もう暗くなっているのに真っ暗な家に足を踏み入れると、私の鼻を強い臭いが襲った。
ひどく鉄臭くて、重い匂い。
それがなんなのかは、リビングには言ってすぐにわかった。
「ヒィッ!?」
真っ暗なリビングで、両親が倒れていた。ピクリとも動かず、回りは水浸しで、色は見えないがそれが血であることは臭いが教えてくれた。どう考えても、絶命しているのは目に見えていた。
突然の両親の死体に全く状況が理解できない私だったが、ミシリと床を踏む音がして我に返った。
見ると、両親の死体の向こうに包丁をもった誰かがそこにいた。見るからに男で、その手からピチャリと、水が落ちていた。
━━━━ッ!!
普通ならここで腰を抜かしたり、足がすくんで動けなくなるだろう。けれど私は三年も野相だ誰かの暴力に苦しめられていた。そのため条件反射で自分の部屋まで逃げてしまったのだ。
助けて、怖い、誰か……っ
急いでいたため鞄をその場においてきてしまった。スマホもその中のため外部と連絡ができない。
完全に混乱した私は部屋の鍵をかけると、すぐに通信石を手にした。
「リア、助けて!!」
すぐに繋がると、写し出されたサリアの顔に迫るほど顔を近づけて私は泣きながら懇願した。
『お、落ち着いてサオ……っ。いったい何があったんだい!?』
私は両親が殺されたこと、そして今その犯人が扉を蹴り迫っていることを告げた。
「どうしよう、このままじゃ私、殺されちゃう……っ」
『サオ、よく聞くんだ。落ち着いて、近くに武器になるようなものはないかい?』
辺りを見渡してハサミを見つけると、それを彼に見せた。彼は少し野相だ考えると、真剣な顔でこう告げた。

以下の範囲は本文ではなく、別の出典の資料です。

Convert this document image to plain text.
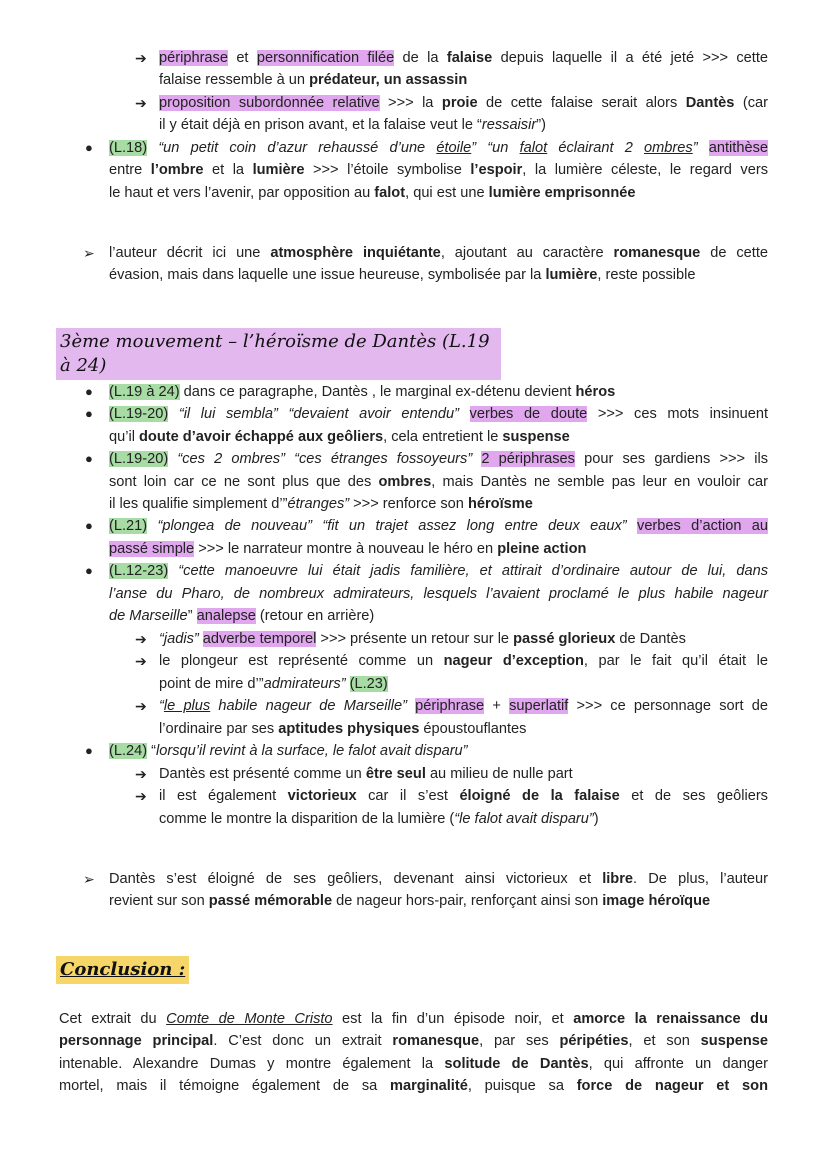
➔ périphrase et personnification filée de la falaise depuis laquelle il a été jeté >>> cette
falaise ressemble à un prédateur, un assassin
➔ proposition subordonnée relative >>> la proie de cette falaise serait alors Dantès (car
il y était déjà en prison avant, et la falaise veut le “ressaisir”)
● (L.18) “un petit coin d’azur rehaussé d’une étoile” “un falot éclairant 2 ombres” antithèse
entre l’ombre et la lumière >>> l’étoile symbolise l’espoir, la lumière céleste, le regard vers
le haut et vers l’avenir, par opposition au falot, qui est une lumière emprisonnée
➢ l’auteur décrit ici une atmosphère inquiétante, ajoutant au caractère romanesque de cette
évasion, mais dans laquelle une issue heureuse, symbolisée par la lumière, reste possible
3ème mouvement – l’héroïsme de Dantès (L.19 à 24)
● (L.19 à 24) dans ce paragraphe, Dantès , le marginal ex-détenu devient héros
● (L.19-20) “il lui sembla” “devaient avoir entendu” verbes de doute >>> ces mots insinuent
qu’il doute d’avoir échappé aux geôliers, cela entretient le suspense
● (L.19-20) “ces 2 ombres” “ces étranges fossoyeurs” 2 périphrases pour ses gardiens >>> ils
sont loin car ce ne sont plus que des ombres, mais Dantès ne semble pas leur en vouloir car
il les qualifie simplement d’”étranges” >>> renforce son héroïsme
● (L.21) “plongea de nouveau” “fit un trajet assez long entre deux eaux” verbes d’action au
passé simple >>> le narrateur montre à nouveau le héro en pleine action
● (L.12-23) “cette manoeuvre lui était jadis familière, et attirait d’ordinaire autour de lui, dans
l’anse du Pharo, de nombreux admirateurs, lesquels l’avaient proclamé le plus habile nageur
de Marseille” analepse (retour en arrière)
➔ “jadis” adverbe temporel >>> présente un retour sur le passé glorieux de Dantès
➔ le plongeur est représenté comme un nageur d’exception, par le fait qu’il était le
point de mire d’”admirateurs” (L.23)
➔ “le plus habile nageur de Marseille” périphrase + superlatif >>> ce personnage sort de
l’ordinaire par ses aptitudes physiques époustouflantes
● (L.24) “lorsqu’il revint à la surface, le falot avait disparu”
➔ Dantès est présenté comme un être seul au milieu de nulle part
➔ il est également victorieux car il s’est éloigné de la falaise et de ses geôliers
comme le montre la disparition de la lumière (“le falot avait disparu”)
➢ Dantès s’est éloigné de ses geôliers, devenant ainsi victorieux et libre. De plus, l’auteur
revient sur son passé mémorable de nageur hors-pair, renforçant ainsi son image héroïque
Conclusion :
Cet extrait du Comte de Monte Cristo est la fin d’un épisode noir, et amorce la renaissance du
personnage principal. C’est donc un extrait romanesque, par ses péripéties, et son suspense
intenable. Alexandre Dumas y montre également la solitude de Dantès, qui affronte un danger
mortel, mais il témoigne également de sa marginalité, puisque sa force de nageur et son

『いいかいサオ。向こうはサオを殺そうとしている。残酷なことを言うけれど、敵を殺さないと君に助かるすべはない』
人を……殺す?
私は反射的に首を横に振った。だって人殺しなんて……いけないことだから。
でも心の中で、殺らなければ殺られる、そんな言葉も木霊する。彼もそれがわかっているのか、静かに呟いた。

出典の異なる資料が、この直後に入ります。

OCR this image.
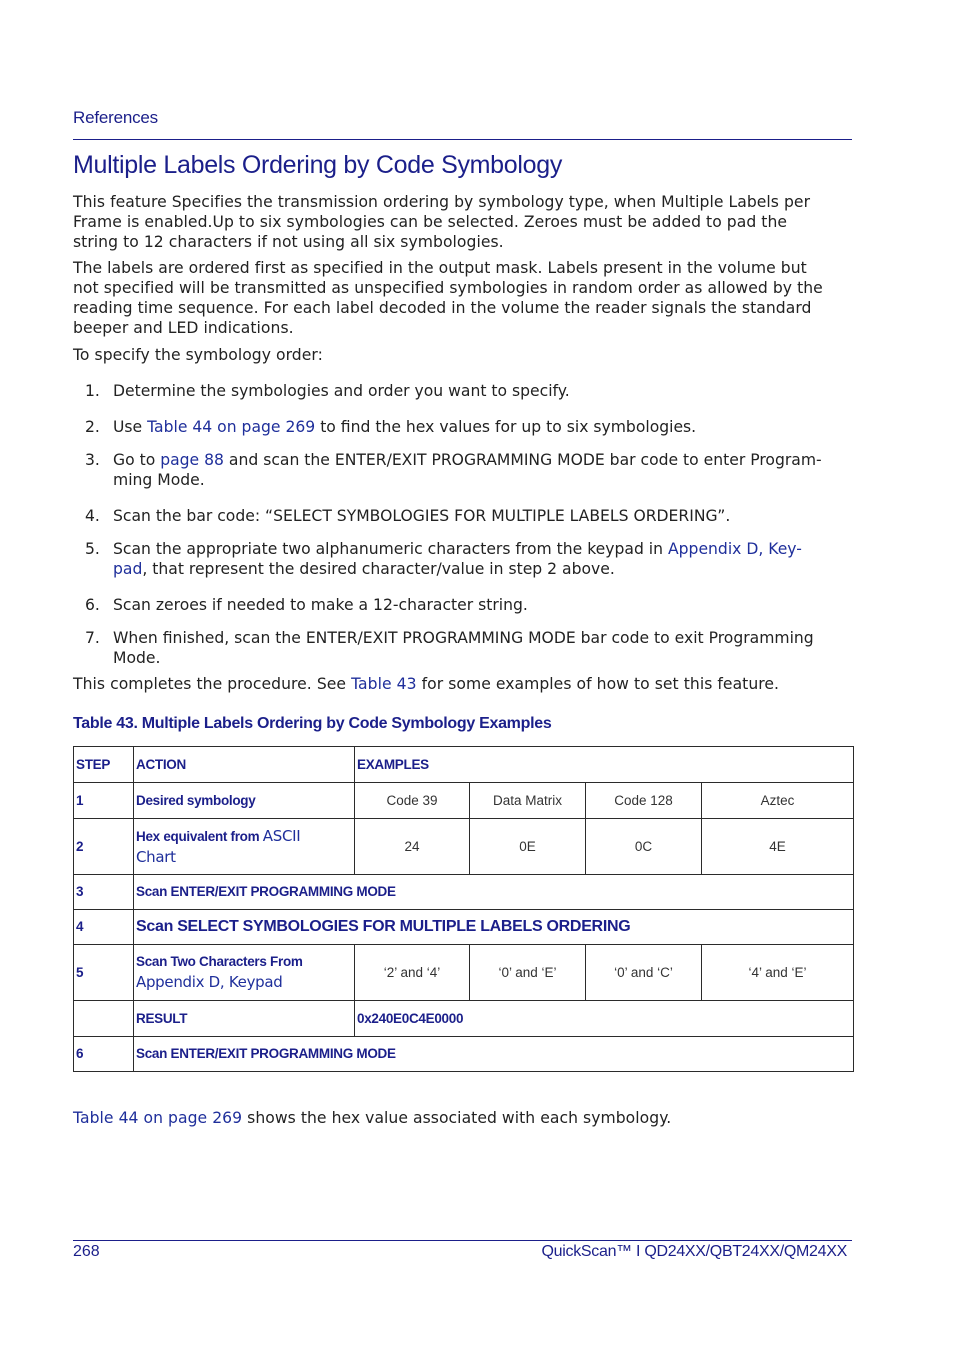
References
Multiple Labels Ordering by Code Symbology
This feature Specifies the transmission ordering by symbology type, when Multiple Labels per
Frame is enabled.Up to six symbologies can be selected. Zeroes must be added to pad the
string to 12 characters if not using all six symbologies.
The labels are ordered first as specified in the output mask. Labels present in the volume but
not specified will be transmitted as unspecified symbologies in random order as allowed by the
reading time sequence. For each label decoded in the volume the reader signals the standard
beeper and LED indications.
To specify the symbology order:
1. Determine the symbologies and order you want to specify.
2. Use Table 44 on page 269 to find the hex values for up to six symbologies.
3. Go to page 88 and scan the ENTER/EXIT PROGRAMMING MODE bar code to enter Program-
ming Mode.
4. Scan the bar code: “SELECT SYMBOLOGIES FOR MULTIPLE LABELS ORDERING”.
5. Scan the appropriate two alphanumeric characters from the keypad in Appendix D, Key-
pad, that represent the desired character/value in step 2 above.
6. Scan zeroes if needed to make a 12-character string.
7. When finished, scan the ENTER/EXIT PROGRAMMING MODE bar code to exit Programming
Mode.
This completes the procedure. See Table 43 for some examples of how to set this feature.
Table 43. Multiple Labels Ordering by Code Symbology Examples
STEP	ACTION	EXAMPLES			
1	Desired symbology	Code 39	Data Matrix	Code 128	Aztec
2	Hex equivalent from ASCII
Chart	24	0E	0C	4E
3	Scan ENTER/EXIT PROGRAMMING MODE				
4	Scan SELECT SYMBOLOGIES FOR MULTIPLE LABELS ORDERING				
5	Scan Two Characters From
Appendix D, Keypad	‘2’ and ‘4’	‘0’ and ‘E’	‘0’ and ‘C’	‘4’ and ‘E’
	RESULT	0x240E0C4E0000			
6	Scan ENTER/EXIT PROGRAMMING MODE				
Table 44 on page 269 shows the hex value associated with each symbology.
268	QuickScan™ I QD24XX/QBT24XX/QM24XX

『サオ、もう時間がない。扉はすぐに破られてしまうだろう。僕はなにもしてあげられない。けれど君には……生きてほしい。生きることを、諦めないでほしい』
今にも泣きそうな彼の顔は、本当に私に死んでほしくないと願っているのがわかる。相手は両親の敵、どうして家を襲撃したのかはわからないけれど、あいつが憎いことには変わりにい。
彼に背を押されるように、私は小さく頷いた。
『……これは君だけの罪じゃない。僕も一緒に背負うよ。作戦を伝えるから、よく聞いてね』
━━バンッ!
彼の作戦を聞き終わったと同時に、扉が蹴破られた。